Sunday, October 6, 2013

Orange Elephants and Treasure

Being a self-professed crazy college kid, I live with four other girls. Two of them just so happen to be photographers. Perhaps the art trapped deep in me tries to display itself in the people with whom I surround myself. While my major is generally confined to traditional academic spaces - classrooms (of higher education and elementary schools), libraries, and the proverbial "home" of homework - the photography major is required to do the majority her work deliberately outside of those traditional confines. On my luckier days, my nomad soul is allowed to drift alongside the photographer. Photography suits me well, as long as I need not take photographs.

Today's adventure winded towards Lake Monroe, eager to use  the Indiana State Parks Pass of which I am so proud. However, when an abandoned gas station boasts three giant, orange, plastic animals, as well as a reclining giraffe of more realistic coloring, a photographer and her sidekick do not simply pass on by. (Perhaps they do, but assume they turn around in a nearby driveway.) We wandered around the property. Though the gas pumps displayed yellow stickers verifying that 2007 found them perfectly suitable, it looked like ages had passed since any car had stopped there. 

We meandered to the field across the road and I pretended to talk on a pay phone that reminded me kindly to hang up and try again. Its functionally seemed oddly out of place. After Caitlin shot several light-themed photos, we walked back over to the giant cow, elephant, and giraffes. They stared at us as we stared at them, knowing that we couldn't leave without using them, but not knowing how. 

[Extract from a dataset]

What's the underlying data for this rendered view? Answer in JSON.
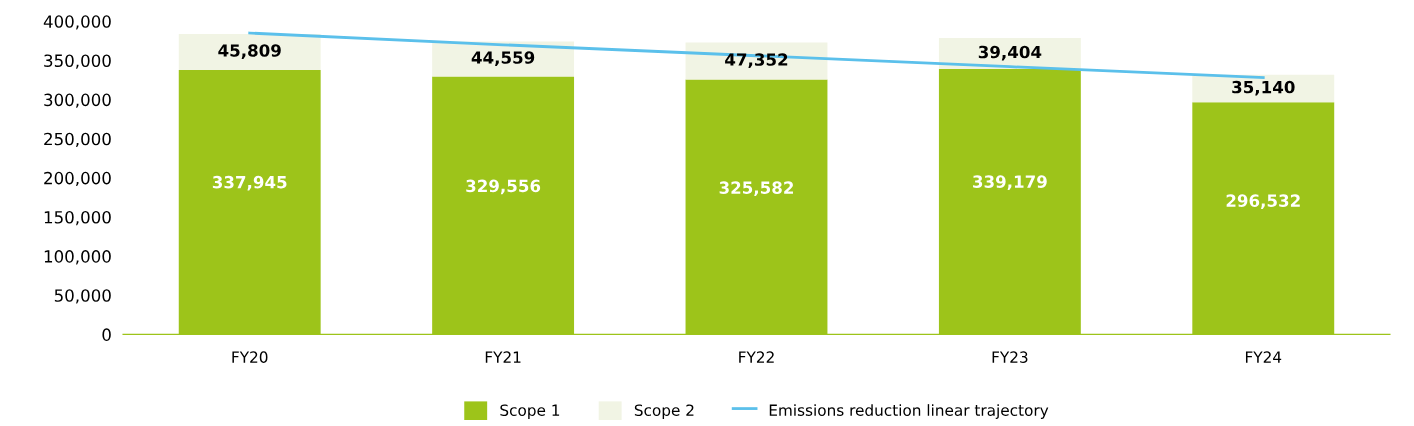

The bright red building behind them, which had previously been shut off from the world, revealed an office inside a door swung open wide. A car then pulled up, and an older gentleman got out, watching us watching the animals. What would he assume? What good could we possibly be up to? Then again, what bad?

He took a few steps towards us, as we backed away from plastic zoo. "Do you want one of these?" he asked amiably. "YES! DO I EVER!" I screamed in my head. Oh! How cool we would be! What excellent pranks we could pull! "I wish," we expressed verbally. "We have no place to put it." He was disappointed, but no doubt understood our quandary. 

This semester, I'm taking a class on museums and artifacts. We study objects, which in itself is a reflection of culture. This giant elephant is an object of great interest to me. Why was it made? Where was it used? What was it used for? Why did it end up by an abandoned gas station? What will become of it?

This class has prompted me not only to ask questions about objects, but about my relation to them. At first, and yes, this is probably just me, adopting the elephant sounded like the best idea that had ever crossed my path. Realistically, the elephant would become a burden. How would I transport it? Where would I put it? When I broaden my scope, I realize just how many elephants are in this very room with me. Objects that seem like a great deal. A 99 cent sweater may not take as much room as a life-sized elephant, but things add up.

Here I am, 20, and in danger of becoming weighed down by the things I possess. At what point does it all flip upside down, allowing my things to possess me? I left the elephant with just a picture on my phone. Even that photo occupies storage space, but the space is small. I need to be a collector of things that occupy less physical space - of photos and memories and words and writings and friendships - and occupy more of my heart. It reminds me of the wise words of my Savior:
Do not store up for yourselves treasures on earth, where moth and rust destroy, and where thieves break in and steal. But store up for yourselves treasures in heaven, where neither moth nor rust destroys, and where thieves do not break in or steal; for where your treasure is, there your heart will be also." -Jesus
I hope I grow in strength and wisdom to leave behind all kinds of elephants and to take up spirit of freedom and adventure and meaning.